EG’s panel also offered some thoughts on how to attract the next generation into the built environment. Greater London Authority senior policy officer Amanprit Arnold leads an infrastructure outreach programme for the mayor, targeting primary school-aged children with the aim of building a diverse talent pipeline at an early age.

“It’s very easy to talk to an audience like you,” Arnold told EG’s audience. “But try talking to an audience of nine and 10 year olds. It is completely different and it can be quite difficult to explain your job and make it sound really exciting and interesting.” 

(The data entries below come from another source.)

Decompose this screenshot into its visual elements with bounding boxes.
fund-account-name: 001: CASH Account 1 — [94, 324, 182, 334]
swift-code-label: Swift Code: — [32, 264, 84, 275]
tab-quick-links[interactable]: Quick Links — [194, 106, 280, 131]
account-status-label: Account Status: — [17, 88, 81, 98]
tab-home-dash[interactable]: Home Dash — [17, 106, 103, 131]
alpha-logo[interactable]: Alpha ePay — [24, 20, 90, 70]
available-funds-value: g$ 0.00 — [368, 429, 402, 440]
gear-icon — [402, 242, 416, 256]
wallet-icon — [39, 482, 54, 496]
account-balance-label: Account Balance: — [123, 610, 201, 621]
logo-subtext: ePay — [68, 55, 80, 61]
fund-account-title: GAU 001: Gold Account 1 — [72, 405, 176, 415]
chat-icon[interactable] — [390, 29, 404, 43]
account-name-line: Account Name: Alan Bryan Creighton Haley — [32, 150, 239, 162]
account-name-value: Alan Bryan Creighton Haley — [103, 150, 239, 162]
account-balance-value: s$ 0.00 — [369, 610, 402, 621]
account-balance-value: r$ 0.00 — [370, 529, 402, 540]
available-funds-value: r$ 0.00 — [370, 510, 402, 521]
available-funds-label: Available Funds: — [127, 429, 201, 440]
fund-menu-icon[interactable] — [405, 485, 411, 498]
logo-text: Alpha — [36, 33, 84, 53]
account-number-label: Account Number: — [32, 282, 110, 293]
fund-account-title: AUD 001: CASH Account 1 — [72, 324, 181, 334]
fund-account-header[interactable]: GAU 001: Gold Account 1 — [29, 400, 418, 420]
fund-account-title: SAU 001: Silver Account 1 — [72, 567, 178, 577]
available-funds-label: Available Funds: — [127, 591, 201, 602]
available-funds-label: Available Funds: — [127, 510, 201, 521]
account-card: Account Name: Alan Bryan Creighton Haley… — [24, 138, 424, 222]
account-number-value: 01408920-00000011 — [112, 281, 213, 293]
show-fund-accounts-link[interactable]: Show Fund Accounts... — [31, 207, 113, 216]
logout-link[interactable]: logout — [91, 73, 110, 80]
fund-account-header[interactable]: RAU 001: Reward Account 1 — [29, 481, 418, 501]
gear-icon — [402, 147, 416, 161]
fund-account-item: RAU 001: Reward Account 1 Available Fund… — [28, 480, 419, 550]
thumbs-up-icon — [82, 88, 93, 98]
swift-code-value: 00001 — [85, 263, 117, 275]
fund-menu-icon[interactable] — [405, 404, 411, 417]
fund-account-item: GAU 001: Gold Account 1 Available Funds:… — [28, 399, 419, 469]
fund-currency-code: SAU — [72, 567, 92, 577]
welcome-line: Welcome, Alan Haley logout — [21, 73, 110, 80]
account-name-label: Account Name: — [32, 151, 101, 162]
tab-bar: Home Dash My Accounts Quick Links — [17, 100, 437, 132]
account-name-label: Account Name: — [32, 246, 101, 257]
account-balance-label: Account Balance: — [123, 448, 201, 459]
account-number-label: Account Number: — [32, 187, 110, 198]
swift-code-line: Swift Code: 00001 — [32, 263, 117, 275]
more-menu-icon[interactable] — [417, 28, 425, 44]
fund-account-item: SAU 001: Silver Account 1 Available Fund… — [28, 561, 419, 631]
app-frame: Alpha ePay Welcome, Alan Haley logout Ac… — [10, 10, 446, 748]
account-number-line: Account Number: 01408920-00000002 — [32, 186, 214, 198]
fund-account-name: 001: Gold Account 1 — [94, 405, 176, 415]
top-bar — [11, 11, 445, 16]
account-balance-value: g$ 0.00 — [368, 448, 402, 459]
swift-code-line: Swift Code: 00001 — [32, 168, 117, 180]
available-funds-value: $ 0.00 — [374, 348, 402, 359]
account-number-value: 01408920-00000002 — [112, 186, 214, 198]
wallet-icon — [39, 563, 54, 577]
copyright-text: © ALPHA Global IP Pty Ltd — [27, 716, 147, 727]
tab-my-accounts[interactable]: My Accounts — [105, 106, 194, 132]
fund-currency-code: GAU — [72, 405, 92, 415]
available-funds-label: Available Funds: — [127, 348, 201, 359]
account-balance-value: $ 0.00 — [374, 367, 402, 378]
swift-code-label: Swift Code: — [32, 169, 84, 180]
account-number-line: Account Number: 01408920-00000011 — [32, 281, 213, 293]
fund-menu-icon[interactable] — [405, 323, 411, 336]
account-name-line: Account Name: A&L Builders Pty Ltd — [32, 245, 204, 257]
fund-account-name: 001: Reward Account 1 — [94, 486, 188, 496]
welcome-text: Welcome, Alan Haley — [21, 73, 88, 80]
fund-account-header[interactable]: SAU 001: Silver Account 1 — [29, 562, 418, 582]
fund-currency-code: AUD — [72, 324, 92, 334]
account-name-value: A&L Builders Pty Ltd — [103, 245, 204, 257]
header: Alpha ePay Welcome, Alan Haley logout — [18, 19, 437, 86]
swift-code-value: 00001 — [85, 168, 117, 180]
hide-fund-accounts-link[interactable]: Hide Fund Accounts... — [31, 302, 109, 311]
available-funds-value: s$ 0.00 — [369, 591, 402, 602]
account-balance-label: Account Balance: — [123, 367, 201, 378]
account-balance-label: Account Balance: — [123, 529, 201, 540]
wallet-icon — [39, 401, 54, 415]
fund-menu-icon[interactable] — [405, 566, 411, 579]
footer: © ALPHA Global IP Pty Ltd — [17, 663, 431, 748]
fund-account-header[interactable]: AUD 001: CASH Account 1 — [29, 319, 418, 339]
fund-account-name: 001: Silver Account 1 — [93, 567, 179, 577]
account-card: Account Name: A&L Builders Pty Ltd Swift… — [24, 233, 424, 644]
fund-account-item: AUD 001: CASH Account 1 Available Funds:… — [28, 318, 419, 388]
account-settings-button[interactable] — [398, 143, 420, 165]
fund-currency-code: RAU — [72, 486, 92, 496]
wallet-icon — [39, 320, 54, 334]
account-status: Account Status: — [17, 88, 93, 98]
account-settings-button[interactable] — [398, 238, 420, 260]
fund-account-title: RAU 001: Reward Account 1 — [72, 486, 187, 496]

It’s worth the push, though. As GPE’s Cole said: “We desperately need those young people coming in – they are so talented and the real estate industry really does need them.”


‘We need to act’

We are asleep at the wheel when it come to the climate crisis. A stark warning from Tom Willcock, director of innovation at Hollis, who gave the keynote speech at EG’s ESG Breakfast Briefing. But we have reached a point at which “the cost of inaction is higher than the cost of action”, he said.

“Global warming is happening. Fact. And it’s incontrovertible that man-made CO2 is causing it,” Willcock said. “The effects are now coming in waves of extremes: more frequent and more violent storms; scorched land, susceptible to more wildfires; the paradoxical-sounding combination of increased drought and greater risk of flooding. 

“The world’s policymakers are aiming to limit the planet’s warming to 1.5 degrees centigrade by 2100. They hope this will limit the impacts of heat, wind and fire. But if, as is very probable, it exceeds 1.5 degrees, the tropics, currently home to 43% of the world’s population, could see air temperatures increase beyond limits the human body can withstand.”

Willcock highlighted the oft-quoted fact that the built environment accounts for 40% of emissions. “Every one of us working in and around property, we need to be aware just how big a contributor to the problem our industry remains,” he said. “It’s a gigantic problem.”

The time for debate has passed, Willcock warned. “Rather than waiting and having philosophical arguments about definitions and measurements, we need to act. Rather than building proptech solutions to complete deals a few minutes faster, or a shiny tenant engagement app to enable a tenant to book yoga a week on Thursday in the boardroom, we need to act. Sadly, they will not solve climate change.

“We have the capability to make a real difference by asking how we can effectively insulate old buildings cheaply, decarbonise heating and cooling of buildings, inexpensively get data out of buildings, optimise the kit we have already got. The challenges we face are vast and we need to have that perspective at all times. When there is any choice, we come down on the side of the environment.”